A Vial of Life
Prologue: Julie
Eighteen years. That was how long I’d been waiting for Benjamin Novak to show up at The Tavern.
It had all started when I’d lost my parents and four siblings to a fire. It had been a warm summer night. I’d decided to sleep in the neighboring farmer’s barn to get relief from the heat. Had I not, I would’ve died too when our bungalow went up in flames. Although I’d been only fifteen at the time, with my whole life ahead of me, on many a day in the aftermath of their death, I’d wished that I had burned with them.
I had no immediate relatives who were willing or able to help me, and with all our belongings burned in the fire, the thin nightdress I wore was the only possession I had in the world. I didn’t even have shoes.
Within the span of several hours I found myself without my family or a roof over my head, and facing the prospect of sleeping that night on the street.
The only thing I could think to do was find work as a maid. I was willing to do any cleaning work, no matter how menial or laborious, to put food in my stomach. But dressed as I was, I didn’t even know who would employ me.
By some mercy, the family who owned the farm next door took pity on me and allowed me to stay with them. I offered to work for free in exchange for food and a room. And so a little room at the base of their farmhouse became my home for the next few months… until one night the eldest son of the farmer slipped into my room and tried to force himself on me.
I narrowly escaped by striking him with the lantern that hung near my bed, but then I found myself without shelter yet again. I tried for the next three days to find another job in the nearest town, asking in shops, pubs, even private homes whether they could use some domestic work. Due to the state of me, people took me for a tramp and nobody would invite me in.
After three days without a meal and drinking the drabs of clean water that I managed to come across, I arrived outside a building I’d hoped to never enter. The town brothel. But if I didn’t eat soon, I was going to pass out.
Even then, as I walked through the door into the narrow, dimly lit entrance room, I was afraid that they would reject me. But as it turned out, I never got far enough into talking with the lady behind the desk to receive a rejection from her. I’d begun to explain my predicament and what I was willing to give up in exchange for a bed and a meal when a man I hadn’t noticed interrupted our conversation.
Turning around, I was taken aback to see that he was a white man. I’d grown up in a remote and rural part of China, and this was the first white man I’d ever seen in the flesh.

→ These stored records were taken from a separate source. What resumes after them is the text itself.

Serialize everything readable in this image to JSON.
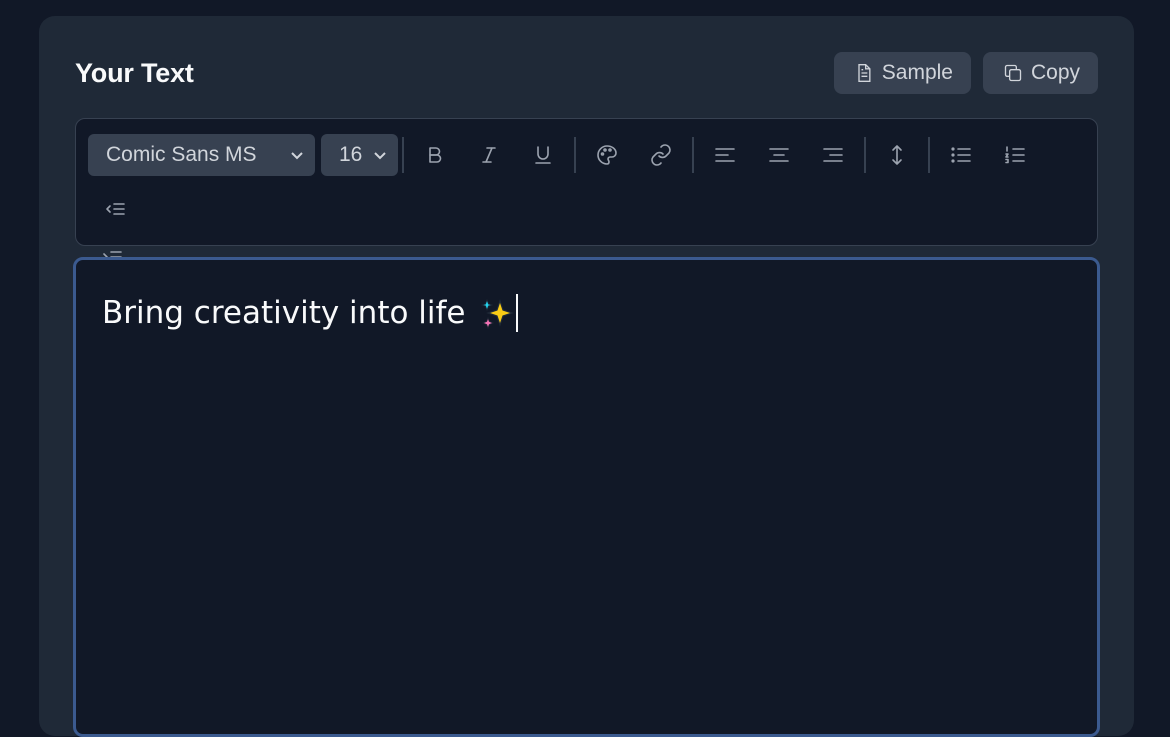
{
  "header": {
    "title": "Your Text",
    "sample_label": "Sample",
    "copy_label": "Copy"
  },
  "toolbar": {
    "font_family": "Comic Sans MS",
    "font_size": "16",
    "buttons": [
      "bold-icon",
      "italic-icon",
      "underline-icon",
      "palette-icon",
      "link-icon",
      "align-left-icon",
      "align-center-icon",
      "align-right-icon",
      "line-height-icon",
      "bullet-list-icon",
      "numbered-list-icon",
      "outdent-icon",
      "indent-icon"
    ]
  },
  "editor": {
    "text": "Bring creativity into life",
    "emoji": "sparkles-icon"
  },
  "colors": {
    "background": "#111827",
    "panel": "#1f2937",
    "button": "#374151",
    "editor_focus_border": "#3b5a8f"
  }
}
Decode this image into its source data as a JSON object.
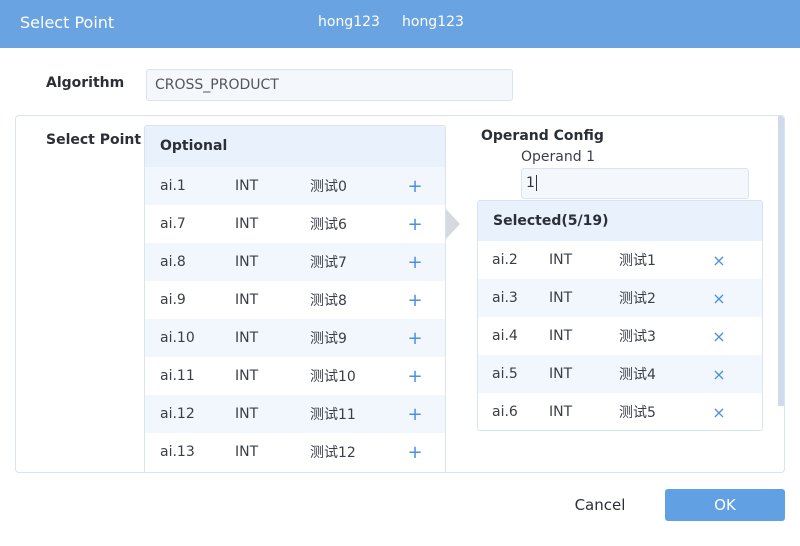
{
  "titlebar": {
    "title": "Select Point",
    "users": [
      "hong123",
      "hong123"
    ]
  },
  "algorithm": {
    "label": "Algorithm",
    "value": "CROSS_PRODUCT"
  },
  "select_point": {
    "label": "Select Point",
    "optional": {
      "title": "Optional",
      "add_icon": "+",
      "rows": [
        {
          "id": "ai.1",
          "type": "INT",
          "name": "测试0"
        },
        {
          "id": "ai.7",
          "type": "INT",
          "name": "测试6"
        },
        {
          "id": "ai.8",
          "type": "INT",
          "name": "测试7"
        },
        {
          "id": "ai.9",
          "type": "INT",
          "name": "测试8"
        },
        {
          "id": "ai.10",
          "type": "INT",
          "name": "测试9"
        },
        {
          "id": "ai.11",
          "type": "INT",
          "name": "测试10"
        },
        {
          "id": "ai.12",
          "type": "INT",
          "name": "测试11"
        },
        {
          "id": "ai.13",
          "type": "INT",
          "name": "测试12"
        }
      ]
    },
    "operand_config": {
      "title": "Operand Config",
      "operand1_label": "Operand 1",
      "operand1_value": "1"
    },
    "selected": {
      "title": "Selected(5/19)",
      "remove_icon": "×",
      "rows": [
        {
          "id": "ai.2",
          "type": "INT",
          "name": "测试1"
        },
        {
          "id": "ai.3",
          "type": "INT",
          "name": "测试2"
        },
        {
          "id": "ai.4",
          "type": "INT",
          "name": "测试3"
        },
        {
          "id": "ai.5",
          "type": "INT",
          "name": "测试4"
        },
        {
          "id": "ai.6",
          "type": "INT",
          "name": "测试5"
        }
      ]
    }
  },
  "footer": {
    "cancel_label": "Cancel",
    "ok_label": "OK"
  },
  "colors": {
    "accent": "#6aa3e2",
    "ok_button": "#62a0e4",
    "row_alt": "#f2f7fd",
    "header_bg": "#e8f1fc"
  }
}
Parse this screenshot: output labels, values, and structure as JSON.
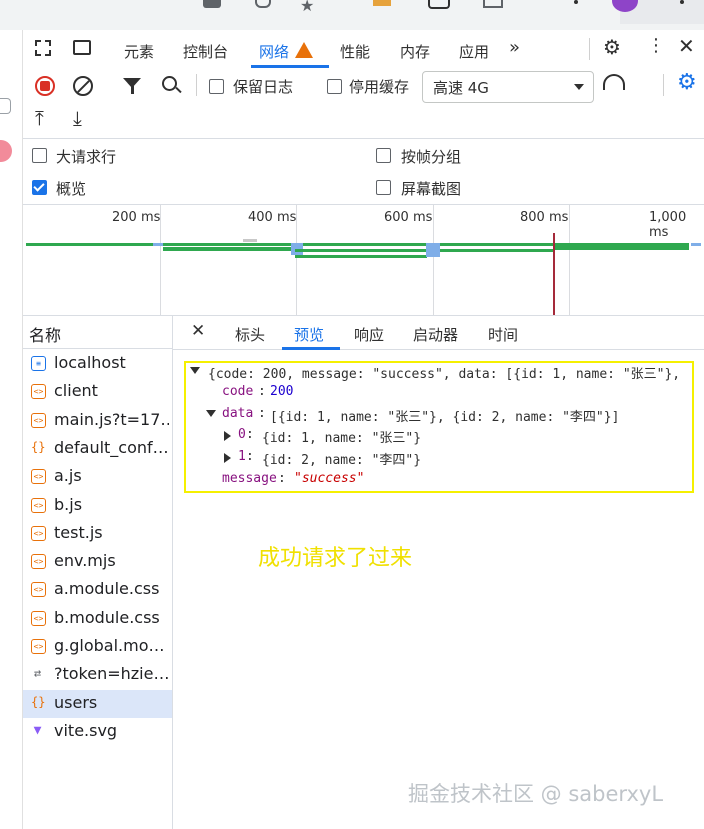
{
  "tabs": [
    "元素",
    "控制台",
    "网络",
    "性能",
    "内存",
    "应用"
  ],
  "toolbar": {
    "preserve_log": "保留日志",
    "disable_cache": "停用缓存",
    "throttle": "高速 4G"
  },
  "options": {
    "big_rows": "大请求行",
    "group_by_frame": "按帧分组",
    "overview": "概览",
    "screenshots": "屏幕截图"
  },
  "timeline": {
    "ticks": [
      "200 ms",
      "400 ms",
      "600 ms",
      "800 ms",
      "1,000 ms"
    ]
  },
  "request_list": {
    "header": "名称",
    "items": [
      {
        "name": "localhost",
        "icon": "document-icon"
      },
      {
        "name": "client",
        "icon": "script-icon"
      },
      {
        "name": "main.js?t=17…",
        "icon": "script-icon"
      },
      {
        "name": "default_conf…",
        "icon": "json-icon"
      },
      {
        "name": "a.js",
        "icon": "script-icon"
      },
      {
        "name": "b.js",
        "icon": "script-icon"
      },
      {
        "name": "test.js",
        "icon": "script-icon"
      },
      {
        "name": "env.mjs",
        "icon": "script-icon"
      },
      {
        "name": "a.module.css",
        "icon": "stylesheet-icon"
      },
      {
        "name": "b.module.css",
        "icon": "stylesheet-icon"
      },
      {
        "name": "g.global.mo…",
        "icon": "stylesheet-icon"
      },
      {
        "name": "?token=hzie…",
        "icon": "websocket-icon"
      },
      {
        "name": "users",
        "icon": "json-icon",
        "selected": true
      },
      {
        "name": "vite.svg",
        "icon": "vite-logo-icon"
      }
    ]
  },
  "detail_tabs": [
    "标头",
    "预览",
    "响应",
    "启动器",
    "时间"
  ],
  "preview": {
    "line1": "{code: 200, message: \"success\", data: [{id: 1, name: \"张三\"},",
    "code_key": "code",
    "code_val": "200",
    "data_key": "data",
    "data_summary": "[{id: 1, name: \"张三\"}, {id: 2, name: \"李四\"}]",
    "item0_key": "0",
    "item0_val": "{id: 1, name: \"张三\"}",
    "item1_key": "1",
    "item1_val": "{id: 2, name: \"李四\"}",
    "message_key": "message",
    "message_val": "\"success\""
  },
  "annotation": "成功请求了过来",
  "watermark": "掘金技术社区 @ saberxyL"
}
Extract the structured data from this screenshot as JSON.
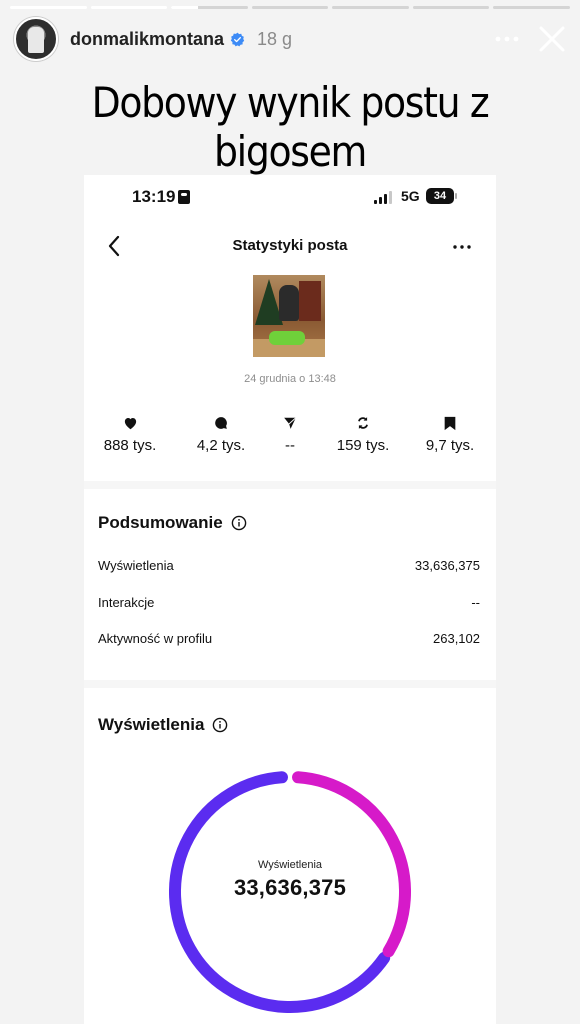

He was… beautiful. Tall, broad-shouldered, with skin as pale as ivory. He had intense dark brown eyes that almost matched the color of the thick hair that touched the sides of his chiseled face. As I gazed at him, I found myself short of breath.
He spoke my language and asked if he could have a private word with me outside. I couldn’t tell from his accent where exactly he was from, but it sounded soothing and exotic. I agreed, not sure what else a girl in my position ought to do, and he took my arm, his skin bizarrely cold against mine. He led me outside and told me that this wasn’t a place for a girl like myself. That I deserved better. He wanted to take me home with him, with the promise of a hot meal and a soft bed.
This man could’ve been the devil, but I didn’t know what other kind of monsters I might meet during a stay in that dark, dingy building. I figured that it was better to go with the devil I knew—or at least had met—than the devil I didn’t.
And so I agreed.
He pulled up his horse—a towering black steed—caught my waist and placed me upon it before climbing up himself. As the horse sped up, I clung to the man’s chest, feeling taut muscles through his shirt beneath my fingers. As he rode with me away from the town, he asked me what my name was and told me his. Hans Manson. And those were the only words we exchanged as we traveled along a remote, winding road, further and further away from any signs of human settlement.
A wild forest came into view in the early hours of the morning and we embarked along a narrow path that wound through the dense mass of trees. As I felt close to fainting from hunger and the exhaustion of holding on to him, we arrived in a clearing in the midst of the forest and I found myself gazing up at a… castle. A castle I hadn’t even known existed in these parts. It was strange to see such a type of building in China. It had wide turrets and was distinctly European in design.
Entering the building, he led me up a grand staircase. I would never forget how nervous I felt walking up the steps with him. I was fully expecting him to take me straight to his bedroom, to have his way with me even before he fed me. But he didn’t. He led me to a bedroom, but it held only a single bed. He told me that it would be mine so long as I wished to stay here. He left me alone so that I could take a shower and change into a set of clean clothes that were already laid out on the bed—a beautiful silk gown. Though it was too long for me, I was grateful for it all the same. Then I returned downstairs to find him waiting to greet me. He led me into a dining hall where there was a long wooden table, already topped with food. It was simple food—hot bean stew, rice, and warm flatbread—and it couldn’t have tasted more delicious.
Over the days that followed, he still made no mention of my joining him in his bedroom, and I found myself wondering exactly what he wanted of me in exchange for my lodgings. I offered to do work around the building, but he declined with a slight smile, saying that he already had a maid who came to clean for him. Though he said, if I was agreeable, he would like to spend time with me. Time doing what, he didn’t specify, though it became clear over the weeks that followed.